Something like that.  The "reasoning" of the magisterium about human rights for gay and lesbian persons and about violence and discrimination against those who are gay and lesbian goes something like that.  Totally insincere.  Bafflingly callous.  And completely unconvincing, to anyone with a head on his or her shoulders or a modicum of moral insight.

And as the Vatican yet again refuses to sign onto an international statement deploring violence and discrimination against those who are gay or lesbian, and as Benedict himself has not uttered a single word to condemn the kill-the-gays bill in heavily Catholic Uganda, the U.S. bishops, ever doughty papal men, announce all over again that one of the most significant Catholic ministries to those who are gay and lesbian--New Ways Ministry--is not really, you know, Catholic.

Sort of like that "Catholic" hospital in Arizona which sought to save the life of a mother who, per strong medical indicators, was almost certain to die (along with her fetus) if she carried her child to term, leaving her children motherless: sort of like how that "Catholic" hospital isn't really Catholic.  And sort of like how Mercy Sister Margaret McBride, who served on the ethics committee at that "Catholic" hospital, which made the final decision to save the mother's life by aborting the fetus, deserved to be excommunicated for embodying the "Catholic" virtue of mercy in this case.

Benedict is made pope after having kept in ministry a priest who locked an 11-year old boy into a bedroom, gave him liquor, and then forced him to perform oral sex.  Sister Margaret McBride is excommunicated after having voted to save a mother's life in an excruciating moral-medical crisis in which the mother would surely have died by carrying her fetus to term.  The hospital that saved this mother's life and refused to leave her children motherless is no longer allowed to call itself Catholic.

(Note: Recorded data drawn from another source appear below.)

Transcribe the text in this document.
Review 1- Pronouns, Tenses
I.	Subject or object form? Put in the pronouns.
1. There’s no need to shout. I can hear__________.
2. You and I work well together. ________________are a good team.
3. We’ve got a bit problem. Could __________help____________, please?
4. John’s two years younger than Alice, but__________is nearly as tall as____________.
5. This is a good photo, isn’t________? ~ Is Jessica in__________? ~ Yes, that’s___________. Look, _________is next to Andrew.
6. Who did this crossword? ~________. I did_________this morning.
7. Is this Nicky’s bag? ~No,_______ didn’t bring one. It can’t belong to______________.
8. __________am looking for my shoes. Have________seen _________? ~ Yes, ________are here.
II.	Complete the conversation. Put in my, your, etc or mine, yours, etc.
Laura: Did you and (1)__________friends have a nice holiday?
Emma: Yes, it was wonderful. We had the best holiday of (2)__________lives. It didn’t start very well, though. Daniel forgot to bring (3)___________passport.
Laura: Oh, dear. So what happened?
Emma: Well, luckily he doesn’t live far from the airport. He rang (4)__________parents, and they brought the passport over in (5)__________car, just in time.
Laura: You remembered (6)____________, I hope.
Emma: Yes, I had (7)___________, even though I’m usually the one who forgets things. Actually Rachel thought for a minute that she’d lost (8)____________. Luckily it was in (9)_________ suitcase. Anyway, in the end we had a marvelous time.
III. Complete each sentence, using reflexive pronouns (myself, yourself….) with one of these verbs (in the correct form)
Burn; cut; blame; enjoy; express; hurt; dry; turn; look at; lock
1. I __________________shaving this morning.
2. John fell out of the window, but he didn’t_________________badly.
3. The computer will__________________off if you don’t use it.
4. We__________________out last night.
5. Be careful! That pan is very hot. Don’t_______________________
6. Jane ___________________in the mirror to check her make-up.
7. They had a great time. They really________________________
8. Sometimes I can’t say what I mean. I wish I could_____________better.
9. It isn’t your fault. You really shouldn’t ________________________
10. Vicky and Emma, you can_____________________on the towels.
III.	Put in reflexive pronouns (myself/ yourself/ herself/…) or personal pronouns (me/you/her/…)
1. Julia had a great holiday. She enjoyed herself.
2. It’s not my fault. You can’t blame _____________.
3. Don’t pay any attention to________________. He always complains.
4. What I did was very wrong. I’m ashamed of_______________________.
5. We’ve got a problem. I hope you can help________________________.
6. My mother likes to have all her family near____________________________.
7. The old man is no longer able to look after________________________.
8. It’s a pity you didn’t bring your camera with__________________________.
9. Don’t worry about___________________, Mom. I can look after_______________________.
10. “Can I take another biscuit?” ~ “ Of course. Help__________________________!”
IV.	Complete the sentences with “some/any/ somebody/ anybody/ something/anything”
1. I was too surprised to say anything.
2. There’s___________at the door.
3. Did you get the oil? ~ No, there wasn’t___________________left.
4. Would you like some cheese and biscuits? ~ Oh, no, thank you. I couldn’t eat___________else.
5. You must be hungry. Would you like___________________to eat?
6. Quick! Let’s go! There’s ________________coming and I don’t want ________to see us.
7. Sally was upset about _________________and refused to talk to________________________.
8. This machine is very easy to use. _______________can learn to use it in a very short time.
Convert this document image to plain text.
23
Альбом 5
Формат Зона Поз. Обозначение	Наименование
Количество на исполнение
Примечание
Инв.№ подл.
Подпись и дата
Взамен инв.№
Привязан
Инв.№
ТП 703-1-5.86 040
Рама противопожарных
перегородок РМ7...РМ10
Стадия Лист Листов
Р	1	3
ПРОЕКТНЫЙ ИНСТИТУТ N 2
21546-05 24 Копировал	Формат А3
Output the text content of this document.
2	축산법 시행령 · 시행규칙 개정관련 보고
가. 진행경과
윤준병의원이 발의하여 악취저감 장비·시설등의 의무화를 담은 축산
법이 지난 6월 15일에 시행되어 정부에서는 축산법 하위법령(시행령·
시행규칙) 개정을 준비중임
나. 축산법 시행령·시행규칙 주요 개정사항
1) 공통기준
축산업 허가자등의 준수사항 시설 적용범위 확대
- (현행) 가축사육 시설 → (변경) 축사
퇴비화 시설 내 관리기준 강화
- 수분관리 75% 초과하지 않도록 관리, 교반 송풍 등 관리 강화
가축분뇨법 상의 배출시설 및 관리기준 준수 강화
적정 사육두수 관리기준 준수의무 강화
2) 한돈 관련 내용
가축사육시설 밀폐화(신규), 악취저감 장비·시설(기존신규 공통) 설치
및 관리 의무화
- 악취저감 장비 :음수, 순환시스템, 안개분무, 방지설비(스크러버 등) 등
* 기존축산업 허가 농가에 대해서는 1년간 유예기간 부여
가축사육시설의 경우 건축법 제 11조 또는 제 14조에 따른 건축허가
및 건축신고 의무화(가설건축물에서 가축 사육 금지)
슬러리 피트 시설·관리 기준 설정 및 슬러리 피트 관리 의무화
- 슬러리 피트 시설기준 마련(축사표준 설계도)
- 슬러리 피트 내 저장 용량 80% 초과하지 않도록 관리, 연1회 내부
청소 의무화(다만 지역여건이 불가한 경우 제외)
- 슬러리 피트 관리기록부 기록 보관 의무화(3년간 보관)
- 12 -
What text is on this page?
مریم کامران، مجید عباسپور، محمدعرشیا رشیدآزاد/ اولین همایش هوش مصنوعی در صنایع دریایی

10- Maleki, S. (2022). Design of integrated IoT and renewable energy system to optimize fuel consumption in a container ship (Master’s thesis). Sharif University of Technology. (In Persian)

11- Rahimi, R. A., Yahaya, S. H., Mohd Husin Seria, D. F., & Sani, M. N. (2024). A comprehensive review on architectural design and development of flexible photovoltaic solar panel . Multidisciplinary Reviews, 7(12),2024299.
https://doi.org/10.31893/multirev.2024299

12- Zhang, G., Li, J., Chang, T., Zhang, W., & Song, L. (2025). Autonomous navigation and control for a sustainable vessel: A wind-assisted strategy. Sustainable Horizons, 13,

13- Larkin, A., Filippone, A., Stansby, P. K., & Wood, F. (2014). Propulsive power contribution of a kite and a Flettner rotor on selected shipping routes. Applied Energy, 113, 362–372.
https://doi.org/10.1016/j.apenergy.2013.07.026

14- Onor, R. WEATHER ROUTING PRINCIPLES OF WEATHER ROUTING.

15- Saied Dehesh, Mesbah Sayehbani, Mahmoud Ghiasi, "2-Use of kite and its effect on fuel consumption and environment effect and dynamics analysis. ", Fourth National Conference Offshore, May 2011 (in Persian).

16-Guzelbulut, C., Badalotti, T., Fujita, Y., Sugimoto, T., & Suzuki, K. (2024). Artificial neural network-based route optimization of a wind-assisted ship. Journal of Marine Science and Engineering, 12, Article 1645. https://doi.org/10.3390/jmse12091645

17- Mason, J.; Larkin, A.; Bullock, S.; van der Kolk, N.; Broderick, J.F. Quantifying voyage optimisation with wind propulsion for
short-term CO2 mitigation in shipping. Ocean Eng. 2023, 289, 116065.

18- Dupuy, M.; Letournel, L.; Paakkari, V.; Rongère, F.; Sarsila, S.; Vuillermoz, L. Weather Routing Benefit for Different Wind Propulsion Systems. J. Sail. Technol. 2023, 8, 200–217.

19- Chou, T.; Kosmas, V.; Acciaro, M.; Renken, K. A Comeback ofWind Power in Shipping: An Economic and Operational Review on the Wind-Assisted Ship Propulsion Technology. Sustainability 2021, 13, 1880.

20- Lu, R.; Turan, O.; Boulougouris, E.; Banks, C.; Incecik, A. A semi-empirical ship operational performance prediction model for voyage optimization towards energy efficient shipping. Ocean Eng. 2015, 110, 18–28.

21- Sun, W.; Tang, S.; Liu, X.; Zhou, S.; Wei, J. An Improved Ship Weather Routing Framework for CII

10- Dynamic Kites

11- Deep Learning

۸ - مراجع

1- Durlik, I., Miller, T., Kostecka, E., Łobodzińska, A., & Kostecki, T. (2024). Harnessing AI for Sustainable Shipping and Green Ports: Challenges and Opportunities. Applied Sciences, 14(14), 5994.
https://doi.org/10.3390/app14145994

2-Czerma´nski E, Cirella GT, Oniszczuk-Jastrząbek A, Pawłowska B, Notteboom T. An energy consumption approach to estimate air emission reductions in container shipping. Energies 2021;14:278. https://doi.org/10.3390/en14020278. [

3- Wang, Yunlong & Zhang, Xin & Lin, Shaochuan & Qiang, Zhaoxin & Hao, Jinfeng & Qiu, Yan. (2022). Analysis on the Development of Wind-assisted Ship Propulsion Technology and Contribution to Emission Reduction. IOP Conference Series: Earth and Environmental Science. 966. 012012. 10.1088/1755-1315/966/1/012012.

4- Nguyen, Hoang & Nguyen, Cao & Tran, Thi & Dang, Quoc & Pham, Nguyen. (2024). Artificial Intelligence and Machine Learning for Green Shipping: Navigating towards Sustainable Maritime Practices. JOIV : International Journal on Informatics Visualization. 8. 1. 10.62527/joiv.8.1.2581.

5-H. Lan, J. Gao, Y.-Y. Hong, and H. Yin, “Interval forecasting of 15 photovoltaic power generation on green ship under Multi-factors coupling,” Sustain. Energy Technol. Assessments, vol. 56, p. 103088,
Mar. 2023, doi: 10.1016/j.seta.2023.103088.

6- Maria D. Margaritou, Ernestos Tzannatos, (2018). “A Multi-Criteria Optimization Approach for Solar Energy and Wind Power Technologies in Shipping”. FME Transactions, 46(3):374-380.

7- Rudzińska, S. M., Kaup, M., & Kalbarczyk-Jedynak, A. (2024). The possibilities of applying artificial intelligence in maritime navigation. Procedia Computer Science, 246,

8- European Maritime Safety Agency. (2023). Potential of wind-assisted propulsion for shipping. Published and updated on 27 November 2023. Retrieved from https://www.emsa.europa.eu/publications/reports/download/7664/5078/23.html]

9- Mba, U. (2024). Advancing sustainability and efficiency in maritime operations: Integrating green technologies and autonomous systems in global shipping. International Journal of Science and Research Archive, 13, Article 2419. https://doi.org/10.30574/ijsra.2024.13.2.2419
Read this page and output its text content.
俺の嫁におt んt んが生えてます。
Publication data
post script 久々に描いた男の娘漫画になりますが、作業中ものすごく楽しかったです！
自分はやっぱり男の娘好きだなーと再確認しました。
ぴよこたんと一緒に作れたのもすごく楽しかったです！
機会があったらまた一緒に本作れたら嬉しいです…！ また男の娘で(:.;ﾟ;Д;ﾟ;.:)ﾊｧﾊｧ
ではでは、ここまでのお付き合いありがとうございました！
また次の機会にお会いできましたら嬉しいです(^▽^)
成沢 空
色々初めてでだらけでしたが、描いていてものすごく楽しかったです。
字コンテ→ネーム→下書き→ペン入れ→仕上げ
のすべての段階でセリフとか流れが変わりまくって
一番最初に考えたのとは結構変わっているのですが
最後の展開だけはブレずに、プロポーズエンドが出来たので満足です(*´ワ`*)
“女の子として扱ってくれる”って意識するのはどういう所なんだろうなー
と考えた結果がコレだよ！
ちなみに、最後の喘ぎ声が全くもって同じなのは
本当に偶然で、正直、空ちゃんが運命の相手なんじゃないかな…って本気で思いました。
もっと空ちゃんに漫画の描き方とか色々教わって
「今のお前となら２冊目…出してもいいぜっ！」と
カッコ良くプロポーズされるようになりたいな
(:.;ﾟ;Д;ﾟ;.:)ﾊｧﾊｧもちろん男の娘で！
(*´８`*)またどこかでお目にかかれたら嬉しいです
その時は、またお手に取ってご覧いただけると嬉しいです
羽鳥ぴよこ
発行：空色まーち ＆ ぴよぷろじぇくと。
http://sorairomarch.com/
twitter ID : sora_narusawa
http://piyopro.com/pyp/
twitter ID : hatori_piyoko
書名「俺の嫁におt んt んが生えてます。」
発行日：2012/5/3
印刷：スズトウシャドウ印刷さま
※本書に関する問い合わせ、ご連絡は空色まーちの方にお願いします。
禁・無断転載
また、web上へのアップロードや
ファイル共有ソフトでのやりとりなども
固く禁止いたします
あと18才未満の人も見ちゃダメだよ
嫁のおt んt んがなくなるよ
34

And the Catholic church opposes discrimination against those who are gay and lesbian.  But it doesn't.  Not when opposing discrimination means that we ourselves are required to stop discriminating.  The Catholic church defends the human rights of everyone.  But it doesn't.  Not really.  It can't defend the human rights of gay and lesbian persons since those are, after all, only "alleged" rights.

Sipe and Rigert are right.  The Catholic church is direly in need of reformation right now.  If its leaders continue along the path they have committed themselves to in recent years, they will soon end up with a tiny cadre of hardcore true believers whose belief system and practice have little to do with what anyone of sound conscience can regard as morally defensible at this point in history.

And I myself think that's precisely where the current pastoral leaders of the Catholic church intend to go.  Because being little kings of a tiny nation of true believers is better, after all, than being little kings of a large, quarrelsome tribe that persistently challenges one's right to be a king at all.